Using the X social media platform owned by Musk, an account called Autism Capital summed up the debate over H-1B visas allowing U.S. employers to hire foreign workers in specialized fields, saying traditional American conservatives want tech jobs but complain they aren’t getting adequate training to do them.
According to Autism Capital, the viewpoint of tech-forward Republicans is that those people are too mentally impaired to be trained.
“That pretty much sums it up,” Musk responded to the Thursday night post, which used a pejorative term for the mentally challenged.
Musk himself was raised in South Africa and became a U.S. citizen in 2002. His response kicked off a spirited debate among critics including right-wing influencer Nick Fuentes, who’s spoken of losing support for Donald Trump because he believes the president-elect isn’t harsh enough on foreigners and immigrants.
“The ‘Tech Bro’ donors are Left of Nikki Haley on immigration. Let that sink in,” Fuentes posted on Friday.
Autism Capital’s post also claimed the immigrant debate — which was largely fueled by comments made by Musk collaborator Vivek Ramaswamy — proved “some people *really* don’t like Indians.”

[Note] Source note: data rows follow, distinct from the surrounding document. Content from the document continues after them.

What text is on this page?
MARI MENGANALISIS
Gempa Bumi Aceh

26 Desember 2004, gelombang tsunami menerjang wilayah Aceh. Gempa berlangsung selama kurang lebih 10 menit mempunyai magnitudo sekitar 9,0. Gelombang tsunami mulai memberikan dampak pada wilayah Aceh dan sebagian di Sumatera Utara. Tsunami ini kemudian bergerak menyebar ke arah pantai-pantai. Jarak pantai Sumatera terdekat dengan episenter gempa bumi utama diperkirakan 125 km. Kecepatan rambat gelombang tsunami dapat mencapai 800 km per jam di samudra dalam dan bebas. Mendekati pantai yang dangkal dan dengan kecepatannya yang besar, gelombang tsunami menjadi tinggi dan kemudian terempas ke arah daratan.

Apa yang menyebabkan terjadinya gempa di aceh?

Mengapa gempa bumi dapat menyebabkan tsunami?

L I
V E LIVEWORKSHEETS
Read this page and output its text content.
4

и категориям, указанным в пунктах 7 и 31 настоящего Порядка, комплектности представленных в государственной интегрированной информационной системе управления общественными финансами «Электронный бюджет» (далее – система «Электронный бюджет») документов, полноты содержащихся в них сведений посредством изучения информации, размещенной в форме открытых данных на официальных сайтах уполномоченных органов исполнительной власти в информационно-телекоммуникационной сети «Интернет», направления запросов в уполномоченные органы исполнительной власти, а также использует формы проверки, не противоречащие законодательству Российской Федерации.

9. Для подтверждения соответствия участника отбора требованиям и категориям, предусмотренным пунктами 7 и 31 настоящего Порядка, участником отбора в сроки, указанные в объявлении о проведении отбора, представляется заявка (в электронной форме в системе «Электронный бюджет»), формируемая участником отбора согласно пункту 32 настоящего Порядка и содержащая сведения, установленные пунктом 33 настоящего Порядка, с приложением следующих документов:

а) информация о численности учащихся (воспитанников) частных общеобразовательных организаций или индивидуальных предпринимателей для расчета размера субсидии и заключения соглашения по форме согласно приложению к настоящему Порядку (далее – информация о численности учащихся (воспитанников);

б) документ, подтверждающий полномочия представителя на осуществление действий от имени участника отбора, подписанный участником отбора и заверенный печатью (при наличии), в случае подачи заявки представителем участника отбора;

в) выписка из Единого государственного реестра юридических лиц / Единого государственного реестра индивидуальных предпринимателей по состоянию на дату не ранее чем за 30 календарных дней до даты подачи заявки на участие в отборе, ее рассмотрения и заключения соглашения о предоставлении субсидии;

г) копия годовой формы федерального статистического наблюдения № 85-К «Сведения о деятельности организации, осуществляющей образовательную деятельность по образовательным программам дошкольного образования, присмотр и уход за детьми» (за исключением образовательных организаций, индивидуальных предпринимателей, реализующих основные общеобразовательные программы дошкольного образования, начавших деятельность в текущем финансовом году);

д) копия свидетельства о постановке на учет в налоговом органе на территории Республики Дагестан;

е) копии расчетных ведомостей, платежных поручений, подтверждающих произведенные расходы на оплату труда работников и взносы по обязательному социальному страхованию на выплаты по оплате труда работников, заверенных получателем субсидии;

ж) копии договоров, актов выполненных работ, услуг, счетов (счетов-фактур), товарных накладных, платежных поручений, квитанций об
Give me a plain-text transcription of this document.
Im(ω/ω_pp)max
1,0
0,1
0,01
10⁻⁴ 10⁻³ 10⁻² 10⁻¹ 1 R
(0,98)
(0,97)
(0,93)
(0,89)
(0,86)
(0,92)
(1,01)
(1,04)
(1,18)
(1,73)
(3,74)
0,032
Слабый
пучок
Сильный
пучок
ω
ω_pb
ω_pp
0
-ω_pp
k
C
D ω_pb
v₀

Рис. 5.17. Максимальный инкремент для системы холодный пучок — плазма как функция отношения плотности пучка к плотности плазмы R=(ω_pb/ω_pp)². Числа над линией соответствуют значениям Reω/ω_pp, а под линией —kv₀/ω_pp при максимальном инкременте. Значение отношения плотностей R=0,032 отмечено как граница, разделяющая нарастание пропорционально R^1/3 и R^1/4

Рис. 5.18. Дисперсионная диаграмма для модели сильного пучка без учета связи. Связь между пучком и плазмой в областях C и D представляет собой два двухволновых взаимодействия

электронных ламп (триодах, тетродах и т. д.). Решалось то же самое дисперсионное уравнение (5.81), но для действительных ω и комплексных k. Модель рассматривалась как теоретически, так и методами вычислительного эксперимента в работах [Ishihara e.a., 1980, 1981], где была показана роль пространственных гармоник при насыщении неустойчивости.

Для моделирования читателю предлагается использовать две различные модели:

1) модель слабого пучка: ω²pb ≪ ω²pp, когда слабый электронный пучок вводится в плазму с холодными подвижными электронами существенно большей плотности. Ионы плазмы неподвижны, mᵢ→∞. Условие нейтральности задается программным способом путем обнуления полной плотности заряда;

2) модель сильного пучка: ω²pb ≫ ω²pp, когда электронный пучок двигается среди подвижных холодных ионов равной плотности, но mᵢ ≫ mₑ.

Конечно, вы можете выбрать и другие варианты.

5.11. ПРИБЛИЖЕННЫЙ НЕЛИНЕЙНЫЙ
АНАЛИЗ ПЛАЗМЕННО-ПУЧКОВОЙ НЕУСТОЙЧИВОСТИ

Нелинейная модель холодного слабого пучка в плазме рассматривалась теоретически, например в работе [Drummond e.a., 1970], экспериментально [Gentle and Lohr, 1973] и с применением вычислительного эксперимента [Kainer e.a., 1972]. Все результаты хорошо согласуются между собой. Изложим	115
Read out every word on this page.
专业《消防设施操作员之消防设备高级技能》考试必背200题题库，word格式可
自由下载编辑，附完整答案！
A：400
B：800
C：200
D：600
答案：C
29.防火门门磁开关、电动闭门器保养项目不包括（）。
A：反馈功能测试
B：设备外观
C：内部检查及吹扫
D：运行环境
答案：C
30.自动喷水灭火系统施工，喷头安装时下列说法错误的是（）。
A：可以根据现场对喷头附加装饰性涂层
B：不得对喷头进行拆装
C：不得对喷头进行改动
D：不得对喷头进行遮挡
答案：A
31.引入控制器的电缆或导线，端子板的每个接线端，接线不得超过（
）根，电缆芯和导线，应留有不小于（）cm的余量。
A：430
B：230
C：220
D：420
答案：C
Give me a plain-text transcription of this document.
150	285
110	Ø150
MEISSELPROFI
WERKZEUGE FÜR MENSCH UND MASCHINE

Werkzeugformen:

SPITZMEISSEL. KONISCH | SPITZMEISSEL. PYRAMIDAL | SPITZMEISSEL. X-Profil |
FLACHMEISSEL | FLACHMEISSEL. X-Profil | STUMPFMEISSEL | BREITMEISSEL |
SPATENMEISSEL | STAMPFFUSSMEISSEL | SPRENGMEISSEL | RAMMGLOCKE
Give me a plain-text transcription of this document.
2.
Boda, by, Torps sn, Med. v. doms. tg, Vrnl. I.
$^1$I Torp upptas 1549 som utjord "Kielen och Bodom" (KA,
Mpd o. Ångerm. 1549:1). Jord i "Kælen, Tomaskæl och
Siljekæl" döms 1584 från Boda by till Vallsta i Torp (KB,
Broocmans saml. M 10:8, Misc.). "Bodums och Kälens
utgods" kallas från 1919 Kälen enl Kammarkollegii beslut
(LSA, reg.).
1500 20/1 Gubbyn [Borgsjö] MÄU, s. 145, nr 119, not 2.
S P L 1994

Ramaswamy, born to Indian immigrant parents, was appointed by Trump to help Musk run a department studying government spending. He wrote in a lengthy pro H-1B visa post Thursday morning that “the reason top tech companies often hire foreign-born and first-generation engineers over ‘native’ Americans [is because] American culture has venerated mediocrity over excellence for way too long.”
“A culture that celebrates the prom queen over the math Olympiad champ, or the jock over the valedictorian, will not produce the best engineers,” he wrote, saying American children should be spending more time in math tutoring, science competitions and extracurriculars versus watching TV and “hanging out at the mall.”
“If you grow up aspiring to normalcy, normalcy is what you will achieve,” he concluded. “Normalcy doesn’t cut it in a hyper-competitive global market for technical talent. And if we pretend like it does, we’ll have our a–es handed to us by China.”
Ramaswamy’s comments attracted an online firestorm with racist overtures.